I have a soft spot for parmesan cheese in this recipe Most of my favorite kitchen memories include standing at the table with my family with someone always sneaking extra cheese over their plate Every bite brings back that happy scene
Storage Tips
Leftover pasta with zucchini keeps well in an airtight container in the refrigerator for up to three days The sauce might thicken a little as it cools so I like to add a spoonful of water or milk when reheating on the stove or microwave This makes it creamy again without extra oil
Ingredient Substitutions
You can swap fusilli for penne rigatoni or even spaghetti if you break it in half No ricotta Try full fat Greek yogurt or a little mascarpone Instead of parmesan aged pecorino or even a little crumbled feta will work for a tangier finish I once added a handful of cherry tomatoes to the onions which brought a pop of color and sweet acidity

Serving Suggestions
This pasta is perfect on its own but I love to pair it with grilled chicken or shrimp for extra protein A fresh green salad with lemon vinaigrette makes it even more summery I often set out extra olive oil and a bowl of parmesan at the table so everyone can finish their plate their way
Cultural Context
Pasta with zucchini is a classic summer meal across much of southern Italy where zucchini grow in abundance and quick light meals rule warm evenings The creamy cheese sauce without heavy cream reflects resourceful Mediterranean home cooking It is easy to see why Italians often make it for both family meals and festive occasions
Recipe FAQs
- → What pasta shapes pair well with zucchini?
Short shapes like fusilli, penne, or rigatoni work best, as their ridges catch the zucchini and cheese for great flavor in every bite.
- → How do you prepare zucchini to avoid sogginess?
Slice zucchini into uniform pieces and sauté in batches if needed.
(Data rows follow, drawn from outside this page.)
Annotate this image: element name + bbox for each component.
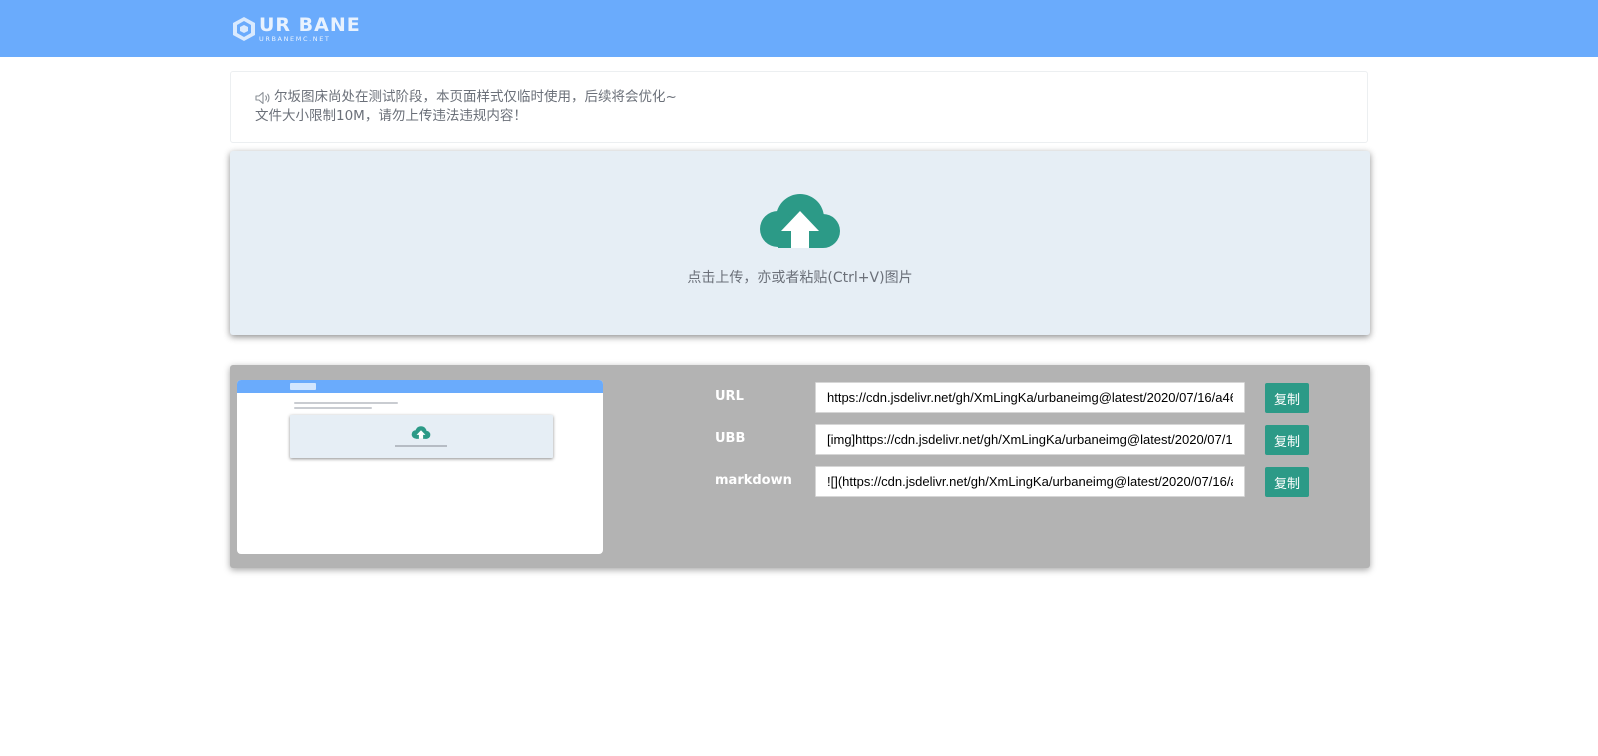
- upload-result-card: URL 复制 UBB 复制 markdown 复制: [230, 365, 1370, 568]
- notice-line-2: 文件大小限制10M，请勿上传违法违规内容！: [255, 107, 1367, 126]
- site-logo[interactable]: UR BANE URBANEMC.NET: [232, 14, 361, 44]
- speaker-icon: [255, 91, 270, 104]
- notice-line-1: 尔坂图床尚处在测试阶段，本页面样式仅临时使用，后续将会优化~: [255, 88, 1367, 107]
- logo-wordmark: UR BANE: [259, 13, 361, 36]
- copy-ubb-button[interactable]: 复制: [1265, 425, 1309, 455]
- cloud-upload-icon: [760, 194, 840, 248]
- markdown-field[interactable]: [815, 466, 1245, 497]
- link-row-url: URL 复制: [230, 381, 1370, 413]
- ubb-field[interactable]: [815, 424, 1245, 455]
- link-row-ubb: UBB 复制: [230, 423, 1370, 455]
- link-row-markdown: markdown 复制: [230, 465, 1370, 497]
- upload-dropzone[interactable]: 点击上传，亦或者粘贴(Ctrl+V)图片: [230, 151, 1370, 335]
- copy-markdown-button[interactable]: 复制: [1265, 467, 1309, 497]
- notice-panel: 尔坂图床尚处在测试阶段，本页面样式仅临时使用，后续将会优化~ 文件大小限制10M…: [230, 71, 1368, 143]
- copy-url-button[interactable]: 复制: [1265, 383, 1309, 413]
- upload-instruction: 点击上传，亦或者粘贴(Ctrl+V)图片: [687, 270, 913, 286]
- logo-domain: URBANEMC.NET: [259, 34, 331, 43]
- markdown-label: markdown: [715, 473, 792, 488]
- cube-logo-icon: [233, 17, 255, 41]
- notice-text-1: 尔坂图床尚处在测试阶段，本页面样式仅临时使用，后续将会优化~: [274, 89, 677, 105]
- top-header: UR BANE URBANEMC.NET: [0, 0, 1598, 57]
- url-field[interactable]: [815, 382, 1245, 413]
- url-label: URL: [715, 389, 744, 404]
- ubb-label: UBB: [715, 431, 746, 446]
- notice-text-2: 文件大小限制10M，请勿上传违法违规内容！: [255, 108, 527, 124]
This allows for browning and prevents overcrowding, which keeps them tender, not mushy.
- → Can I substitute cream cheese with other ingredients?
Ricotta is an excellent alternative to cream cheese, offering similar creaminess and fresh flavor.
- → What garnishes elevate the finished dish?
Extra parmesan, a drizzle of quality olive oil, and freshly ground black pepper add bright flavor at serving.
- → Is this pasta suitable for meal prep?
Yes, but for best texture, enjoy it freshly made. If storing leftovers, keep some pasta water to refresh when reheating.